Sunday, 6 July 2014

Last Fieldwork Diary Entry (July 7, 2014)


The fieldwork conducted for this research dissertation has been a work-in-progress throughout. Instead of an in-depth investigation of one field site, I have conducted a field skim over six different sites. I found this process appropriate for the research subject. Everyday dance, or spontaneous social dancing is so broad that it was useful to get a small taste of the dancing found at different places rather than concentrate on one venue or event.

It is always refreshing to be taken out of one's comfort zone so I particularly enjoyed visiting dance events in different areas of London that I had not been to before and interacting with the people that I found there. I was extremely heartened by the strong response I received in my survey. I had hoped to get at least fifty responses and so to have seventy four people respond was fantastic. My regret being that there is so much information contained within the survey that I could only touch upon the data contained therein. 

Here are some of the new places I visited during my fieldwork:

The dance floor at Duke's Bar
Image courtesy of http://www.designmynight.com
The Future Laboratory
Image courtesy of http://insidefmm.com/

Ovalhouse Theatre
Image courtesy of http://www.londontheatre.co.uk/



St Swithuns Church Hall
Image courtesy of
http://ourhithergreen.com/

As I visited field sites briefly, I didn't have the in depth engagement with people at each site as a more traditional field work set up might achieve.

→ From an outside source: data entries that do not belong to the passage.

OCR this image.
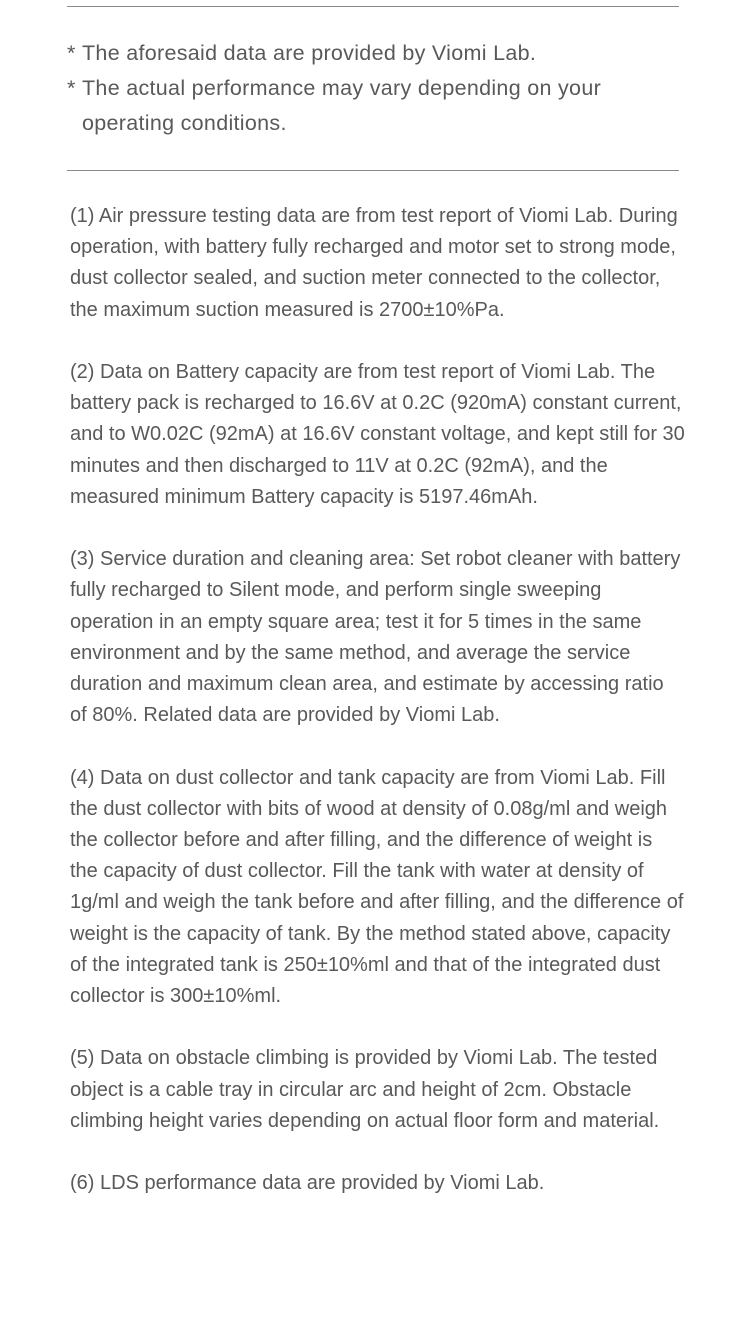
* The aforesaid data are provided by Viomi Lab.
* The actual performance may vary depending on your operating conditions.

(1) Air pressure testing data are from test report of Viomi Lab. During operation, with battery fully recharged and motor set to strong mode, dust collector sealed, and suction meter connected to the collector, the maximum suction measured is 2700±10%Pa.

(2) Data on Battery capacity are from test report of Viomi Lab. The battery pack is recharged to 16.6V at 0.2C (920mA) constant current, and to W0.02C (92mA) at 16.6V constant voltage, and kept still for 30 minutes and then discharged to 11V at 0.2C (92mA), and the measured minimum Battery capacity is 5197.46mAh.

(3) Service duration and cleaning area: Set robot cleaner with battery fully recharged to Silent mode, and perform single sweeping operation in an empty square area; test it for 5 times in the same environment and by the same method, and average the service duration and maximum clean area, and estimate by accessing ratio of 80%. Related data are provided by Viomi Lab.

(4) Data on dust collector and tank capacity are from Viomi Lab. Fill the dust collector with bits of wood at density of 0.08g/ml and weigh the collector before and after filling, and the difference of weight is the capacity of dust collector. Fill the tank with water at density of 1g/ml and weigh the tank before and after filling, and the difference of weight is the capacity of tank. By the method stated above, capacity of the integrated tank is 250±10%ml and that of the integrated dust collector is 300±10%ml.

(5) Data on obstacle climbing is provided by Viomi Lab. The tested object is a cable tray in circular arc and height of 2cm. Obstacle climbing height varies depending on actual floor form and material.

(6) LDS performance data are provided by Viomi Lab.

I found this engagement instead through the interview process. I enjoyed speaking with the eight volunteer interviewees. Some were known to me prior to the interview and others not.  But to speak with all of them in an in depth way about dance proved to be an enjoyable process.  Several times, I ended the interview regretfully as I found the conversation so interesting (although I'm not sure all my interviewees felt the same way) The interview process was my favourite research tool throughout this project.

Several friends supported me through the research process by sending me dance related information such as articles, YouTube clips, dance events to attend and other topical materials. The field broadened every day due their thoughtfulness and interest. Other friends put me in touch with potential interview subjects and others volunteered to go dancing with me. It was heart-warming to have such support and also to feel that because I was so focused on everyday dance, it perhaps passed into the awareness of others too. 

                           Some of the Youtube dance clips I was sent during the research period


It was a huge effort for me and my family to structure our lives to enable my fieldwork to happen. It has been tiring and expensive. It has been really enjoyable at times and not others. I have struggled with guilt throughout. How do you explain that fieldwork is the reason why you keep disappearing to a three year old kid and is it fair that your husband has no break for four months so you can go out dancing? Sometimes the last thing I wanted was to drag myself out to dance with my researcher's hat on. Which is why some intended field sites such as a night out with work friends at a bar or a time travelling DJ dance night became simply social nights out. Despite the ups and downs, the last four months of fieldwork have reaffirmed how much I relish it as a research method.

I was very much a part of the key demographic within my research; those who say that the older they get, the harder it is to go out dancing. Before I started this project, I had only been out dancing once in the last two years. My everyday dance life was non- existent despite my love for it. Once I got out there again via fieldwork, I was  reminded that time on the dance floor can rejuvenate in ways untold. It is hard to describe the sense of well-being that a good dance can generate. As I said before, it really does feel like the ultimate high. 

Going out dancing helped me reclaim an energy, attitude and perspective which I had let lapse since my twenties. My mind had calcified over the topic of everyday dance and I had become stuck in my thinking about it. Like many in my age demographic, I had ceased to think of everyday dance as a regular activity which I could participate in. My chief reason being that it was just too hard to organise myself to do it. But now I can see that was just an excuse. It is harder to do it than when I was in my twenties and childfree but not that hard.

Although I started out trying to find out what made people dance the way they do on the dance floor, my research question changed to three questions. One of these is:

Why do people stop going out to participate in everyday dance once they get to a certain age?

In my academic paper, I address this question more formally and take a stab at the factors which support or negate the act of everyday dance. But here in my fieldwork diary I summarise it as such:

It is perceived as being too hard. And our society supports them in this thinking for dance as a physical, socio-cultural leisure activity is not promoted as an activity to be prioritised.

Which indeed is a great shame. 

Whilst I am closing the chapter on the fieldwork I have presented here, I doubt that I will ever really close it for myself. I hope to keep going to new and known events and places where people are participating in everyday dance. For if there is anything I have learned from this research, it is that the more tired I am, the more stressed I am, whenever I am feeling the strain of life; I need to go out dancing.  

For I feel that as long as I am out dancing, everything will be ok.